In Check 'n' Go of Virginia, Inc. v. Laserre, Magistrate Judge Urbanski opined that the plaintiff had proved misappropriation of its trade secrets, but failed to prove any damages. The plaintiff is in the paycheck loan business. The company's parent had paid Deloitte Touche to develop a policies and procedures manual. The defendant hired away the company's manager, who cribbed from the plaintiff's manual in writing an 18-page manual for her new employer.
My favorite sentence was this: "For some inexplicable reason, Eleanor Anderson, then manager of [the defendant's] Lynchburg store . . . faxed Saunders’ 18-page document to [the plaintiff]." This was not helpful.
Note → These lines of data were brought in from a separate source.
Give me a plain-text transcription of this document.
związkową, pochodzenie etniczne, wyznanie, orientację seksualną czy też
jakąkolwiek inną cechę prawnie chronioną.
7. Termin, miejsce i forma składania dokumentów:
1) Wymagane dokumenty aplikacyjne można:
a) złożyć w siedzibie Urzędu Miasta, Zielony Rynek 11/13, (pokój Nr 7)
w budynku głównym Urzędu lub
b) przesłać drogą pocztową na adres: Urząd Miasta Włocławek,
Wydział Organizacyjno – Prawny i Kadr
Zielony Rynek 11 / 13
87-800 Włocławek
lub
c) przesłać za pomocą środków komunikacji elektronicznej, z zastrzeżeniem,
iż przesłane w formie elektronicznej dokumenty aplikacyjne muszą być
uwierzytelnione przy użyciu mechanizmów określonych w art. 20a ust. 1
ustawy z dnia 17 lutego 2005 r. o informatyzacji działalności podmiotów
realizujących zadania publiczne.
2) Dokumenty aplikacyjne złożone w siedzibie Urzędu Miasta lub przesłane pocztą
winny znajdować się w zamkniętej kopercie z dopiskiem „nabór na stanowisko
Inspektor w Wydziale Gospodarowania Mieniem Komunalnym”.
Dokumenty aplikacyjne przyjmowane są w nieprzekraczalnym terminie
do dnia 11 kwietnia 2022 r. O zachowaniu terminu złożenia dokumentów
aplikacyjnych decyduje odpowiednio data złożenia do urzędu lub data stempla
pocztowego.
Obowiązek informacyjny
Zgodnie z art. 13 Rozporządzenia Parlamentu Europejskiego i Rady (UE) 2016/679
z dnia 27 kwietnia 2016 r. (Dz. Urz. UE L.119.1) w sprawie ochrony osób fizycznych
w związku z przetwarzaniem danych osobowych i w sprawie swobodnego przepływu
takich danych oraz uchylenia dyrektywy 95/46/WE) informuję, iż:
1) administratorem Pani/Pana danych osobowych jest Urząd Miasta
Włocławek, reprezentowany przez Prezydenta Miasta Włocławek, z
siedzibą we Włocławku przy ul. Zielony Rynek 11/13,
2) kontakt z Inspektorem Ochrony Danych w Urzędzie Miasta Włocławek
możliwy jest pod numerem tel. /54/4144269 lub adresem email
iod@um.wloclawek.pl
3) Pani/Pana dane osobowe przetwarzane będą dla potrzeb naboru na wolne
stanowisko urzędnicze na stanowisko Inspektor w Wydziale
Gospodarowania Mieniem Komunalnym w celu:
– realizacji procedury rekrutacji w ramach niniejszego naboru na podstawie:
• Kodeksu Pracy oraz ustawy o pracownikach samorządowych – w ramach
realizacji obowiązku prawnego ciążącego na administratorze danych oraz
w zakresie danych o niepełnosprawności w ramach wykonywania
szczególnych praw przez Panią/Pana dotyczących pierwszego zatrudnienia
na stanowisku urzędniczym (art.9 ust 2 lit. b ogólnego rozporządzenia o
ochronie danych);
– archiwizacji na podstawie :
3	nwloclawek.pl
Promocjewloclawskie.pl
The conclusion that the manual included protectable trade secrets seems iffy to me (it's not like it contained the secret formula for Kentucky Fried Chicken or Coke or even Gatorade), but then again the opinion does not give away the secrets, and so the reader can't quite evaluate whatever was in there.
On damages, it appears that the Court agreed that "a reasonable royalty be calculated based on an estimate of the percentage of the development costs incurred to create the 18 pages that it proved were misappropriated," but concluded that since the parent rather than the plaintiff had paid to develop the manual, the plaintiff was not entitled to any recovery.